On the website, we wanted all these notes to appear in a panel next to the text, and to “march in step” so that a reader could immediately tell when a line of text had an accompanying note. To enable each note to appear alongside the corresponding line of text, we needed to create a link from note to text, one that works no matter where the note is located in the printed book. Each link needs a fixed target in the text, which in this case is the line number. In print, typically only every fifth or tenth line is numbered, but in the digital format we need to number every line (exposing the occasional instance of an editor losing count!). So instead of the “127” in the print footnote, we must create a line number object, placed alongside the text at the start of the line.

Here’s what a line number object looks like in the digital XML format:

<milestone unit=”line” num=”129″ id=”9780198129103-milestone-469″/>

The line number object, called an “element” in XML, has several components:

  • The element name (milestone, borrowed from the Text Encoding Initiative) tells us what kind of object it is. Dozens of different elements are used in OSEO to mark up the text.
  • The value of unit tells us what kind of milestone it is. This case would require a line of text, but not every work has line numbering, and so other values are also used.
  • The value of num tells us the line number.
  • The value of id is a unique identifier that acts as the target of the hyperlink created from a note.

By putting these milestones in the text, we create targets for links from the editorial notes and textual variants.

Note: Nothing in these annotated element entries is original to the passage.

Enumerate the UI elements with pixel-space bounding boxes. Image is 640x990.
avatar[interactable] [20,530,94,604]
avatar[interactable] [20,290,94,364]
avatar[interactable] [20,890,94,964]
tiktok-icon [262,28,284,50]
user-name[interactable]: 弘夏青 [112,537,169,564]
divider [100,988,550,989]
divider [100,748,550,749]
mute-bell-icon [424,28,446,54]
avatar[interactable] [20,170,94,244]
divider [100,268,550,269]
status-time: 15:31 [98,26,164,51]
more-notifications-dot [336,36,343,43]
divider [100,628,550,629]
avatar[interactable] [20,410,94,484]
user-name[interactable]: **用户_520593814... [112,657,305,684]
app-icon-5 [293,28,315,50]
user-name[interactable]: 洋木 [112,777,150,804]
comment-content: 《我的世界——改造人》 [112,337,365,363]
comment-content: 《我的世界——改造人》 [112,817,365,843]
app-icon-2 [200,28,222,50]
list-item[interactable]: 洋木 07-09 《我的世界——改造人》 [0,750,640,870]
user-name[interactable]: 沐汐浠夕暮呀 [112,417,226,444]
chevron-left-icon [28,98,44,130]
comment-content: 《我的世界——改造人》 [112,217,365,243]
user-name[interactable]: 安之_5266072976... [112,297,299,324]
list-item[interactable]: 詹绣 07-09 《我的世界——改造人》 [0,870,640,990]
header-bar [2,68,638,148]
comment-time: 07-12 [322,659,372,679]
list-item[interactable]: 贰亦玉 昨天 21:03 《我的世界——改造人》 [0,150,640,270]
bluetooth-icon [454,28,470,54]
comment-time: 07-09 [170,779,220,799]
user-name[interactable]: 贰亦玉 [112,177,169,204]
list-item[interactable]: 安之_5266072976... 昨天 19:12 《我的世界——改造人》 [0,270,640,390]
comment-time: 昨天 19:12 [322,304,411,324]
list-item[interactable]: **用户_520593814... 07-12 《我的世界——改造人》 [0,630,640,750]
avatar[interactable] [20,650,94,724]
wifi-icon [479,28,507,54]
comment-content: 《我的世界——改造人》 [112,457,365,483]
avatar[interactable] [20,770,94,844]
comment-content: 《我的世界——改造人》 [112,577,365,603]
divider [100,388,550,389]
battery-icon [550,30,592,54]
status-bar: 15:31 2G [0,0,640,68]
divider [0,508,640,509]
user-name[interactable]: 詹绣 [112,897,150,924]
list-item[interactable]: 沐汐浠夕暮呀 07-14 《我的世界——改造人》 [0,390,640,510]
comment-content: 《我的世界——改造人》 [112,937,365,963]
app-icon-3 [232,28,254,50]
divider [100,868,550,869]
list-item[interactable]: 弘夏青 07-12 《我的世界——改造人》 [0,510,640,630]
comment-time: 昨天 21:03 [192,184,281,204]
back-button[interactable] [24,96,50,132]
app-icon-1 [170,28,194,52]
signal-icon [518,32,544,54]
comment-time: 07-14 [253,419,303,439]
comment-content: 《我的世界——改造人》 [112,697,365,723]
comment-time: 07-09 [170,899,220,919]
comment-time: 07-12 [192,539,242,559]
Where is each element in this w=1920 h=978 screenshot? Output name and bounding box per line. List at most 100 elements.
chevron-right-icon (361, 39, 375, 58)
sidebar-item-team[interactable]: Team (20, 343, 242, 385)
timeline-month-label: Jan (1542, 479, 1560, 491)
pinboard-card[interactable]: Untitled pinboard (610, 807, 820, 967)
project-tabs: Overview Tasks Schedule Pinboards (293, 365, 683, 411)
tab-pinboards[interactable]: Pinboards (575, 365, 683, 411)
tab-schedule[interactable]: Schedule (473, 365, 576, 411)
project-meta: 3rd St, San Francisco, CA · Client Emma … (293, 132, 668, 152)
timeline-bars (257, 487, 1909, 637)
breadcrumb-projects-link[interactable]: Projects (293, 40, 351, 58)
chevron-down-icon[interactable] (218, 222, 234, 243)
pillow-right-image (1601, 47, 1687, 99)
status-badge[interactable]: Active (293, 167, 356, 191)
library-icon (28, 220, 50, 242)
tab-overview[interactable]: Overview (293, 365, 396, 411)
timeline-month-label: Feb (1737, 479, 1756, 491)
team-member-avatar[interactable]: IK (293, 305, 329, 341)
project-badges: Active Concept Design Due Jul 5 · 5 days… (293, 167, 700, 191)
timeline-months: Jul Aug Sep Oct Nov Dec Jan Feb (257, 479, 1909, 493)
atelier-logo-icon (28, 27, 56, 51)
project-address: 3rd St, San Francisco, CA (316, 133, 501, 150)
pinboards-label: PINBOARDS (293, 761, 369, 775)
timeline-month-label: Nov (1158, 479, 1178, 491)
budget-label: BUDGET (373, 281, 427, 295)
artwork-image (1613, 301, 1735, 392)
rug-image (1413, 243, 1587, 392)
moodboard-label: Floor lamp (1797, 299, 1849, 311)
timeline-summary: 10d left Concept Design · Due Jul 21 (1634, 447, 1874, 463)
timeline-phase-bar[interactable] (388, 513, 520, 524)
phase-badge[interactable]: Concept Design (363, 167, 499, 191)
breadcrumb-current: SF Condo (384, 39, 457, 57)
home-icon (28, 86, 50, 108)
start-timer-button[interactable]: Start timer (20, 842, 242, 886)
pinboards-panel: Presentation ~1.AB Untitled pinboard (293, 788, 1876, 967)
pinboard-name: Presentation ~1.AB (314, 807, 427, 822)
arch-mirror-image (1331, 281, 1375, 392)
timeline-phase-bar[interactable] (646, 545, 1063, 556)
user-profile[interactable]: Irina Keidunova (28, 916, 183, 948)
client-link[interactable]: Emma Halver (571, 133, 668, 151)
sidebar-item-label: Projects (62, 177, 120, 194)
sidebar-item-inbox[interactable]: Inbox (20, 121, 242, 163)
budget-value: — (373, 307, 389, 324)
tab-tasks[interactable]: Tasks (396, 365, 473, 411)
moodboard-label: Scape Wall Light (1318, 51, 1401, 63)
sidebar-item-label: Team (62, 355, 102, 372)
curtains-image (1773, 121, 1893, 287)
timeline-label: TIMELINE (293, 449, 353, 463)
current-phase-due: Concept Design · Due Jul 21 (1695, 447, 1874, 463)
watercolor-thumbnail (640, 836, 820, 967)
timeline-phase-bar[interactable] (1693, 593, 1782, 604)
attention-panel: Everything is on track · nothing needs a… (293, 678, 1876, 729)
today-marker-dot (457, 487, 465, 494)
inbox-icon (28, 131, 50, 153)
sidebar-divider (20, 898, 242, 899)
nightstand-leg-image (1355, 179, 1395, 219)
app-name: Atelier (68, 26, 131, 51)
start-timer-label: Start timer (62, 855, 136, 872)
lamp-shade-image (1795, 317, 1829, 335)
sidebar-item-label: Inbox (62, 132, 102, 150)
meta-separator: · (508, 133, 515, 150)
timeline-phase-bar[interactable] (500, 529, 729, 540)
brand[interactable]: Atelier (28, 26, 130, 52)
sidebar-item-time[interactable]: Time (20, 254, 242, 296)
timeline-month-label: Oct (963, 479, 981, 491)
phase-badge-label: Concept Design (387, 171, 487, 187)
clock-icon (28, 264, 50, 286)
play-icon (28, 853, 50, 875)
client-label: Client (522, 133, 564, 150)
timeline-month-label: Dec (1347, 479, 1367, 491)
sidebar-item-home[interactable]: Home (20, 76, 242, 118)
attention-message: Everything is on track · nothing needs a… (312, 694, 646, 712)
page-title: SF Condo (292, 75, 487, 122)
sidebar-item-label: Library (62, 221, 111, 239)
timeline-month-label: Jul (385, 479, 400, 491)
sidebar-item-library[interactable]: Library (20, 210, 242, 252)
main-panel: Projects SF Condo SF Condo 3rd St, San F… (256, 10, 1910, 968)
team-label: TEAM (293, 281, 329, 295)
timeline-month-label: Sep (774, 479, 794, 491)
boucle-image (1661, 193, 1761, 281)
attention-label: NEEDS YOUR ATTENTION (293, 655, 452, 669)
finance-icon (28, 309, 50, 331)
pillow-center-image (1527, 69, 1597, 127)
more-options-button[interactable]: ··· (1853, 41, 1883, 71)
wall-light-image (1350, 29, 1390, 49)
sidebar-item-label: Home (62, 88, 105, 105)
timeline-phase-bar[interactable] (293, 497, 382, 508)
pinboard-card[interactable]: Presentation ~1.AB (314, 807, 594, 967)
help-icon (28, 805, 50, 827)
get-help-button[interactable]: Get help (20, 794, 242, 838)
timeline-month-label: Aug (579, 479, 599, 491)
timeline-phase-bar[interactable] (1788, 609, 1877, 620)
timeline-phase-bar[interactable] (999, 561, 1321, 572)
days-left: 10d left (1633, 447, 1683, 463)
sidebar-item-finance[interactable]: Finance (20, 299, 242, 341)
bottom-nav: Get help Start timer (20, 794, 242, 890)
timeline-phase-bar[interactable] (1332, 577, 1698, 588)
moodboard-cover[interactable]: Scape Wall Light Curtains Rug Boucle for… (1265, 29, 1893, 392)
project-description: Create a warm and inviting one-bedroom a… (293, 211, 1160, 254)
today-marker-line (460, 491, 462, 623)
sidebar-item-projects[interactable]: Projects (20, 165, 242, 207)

The website code can then pull all the relevant notes in alongside the text, no matter where they appeared in the print format.

OSEO hamlet 2

The presence of a diamond or circle next to a line of text indicates that there is a note attached to it. The two different symbols are for the two kinds of note, textual variants and editorial commentary. Clicking on the symbol brings the note into line with the text, by making the text in the note pane scroll to the right place. The text is also highlighted with a yellow “flash.” Notes aren’t perpetually affixed alongside the text because the number and length of notes often take up more space than the original work. The click and flash offer a neat digital workaround not possible on ink and paper.

Of course, this is just one small fragment of the OSEO data model. Every display style and piece of functionality in OSEO has an XML element behind it. Close collaboration between content experts, data architects, and web developers was essential to getting the best possible experience of navigating scholarly editions online. And now, no longer faced with a pile of books, researchers can delve into these works in a new manner, creating opportunities to gain further insight into the humanities.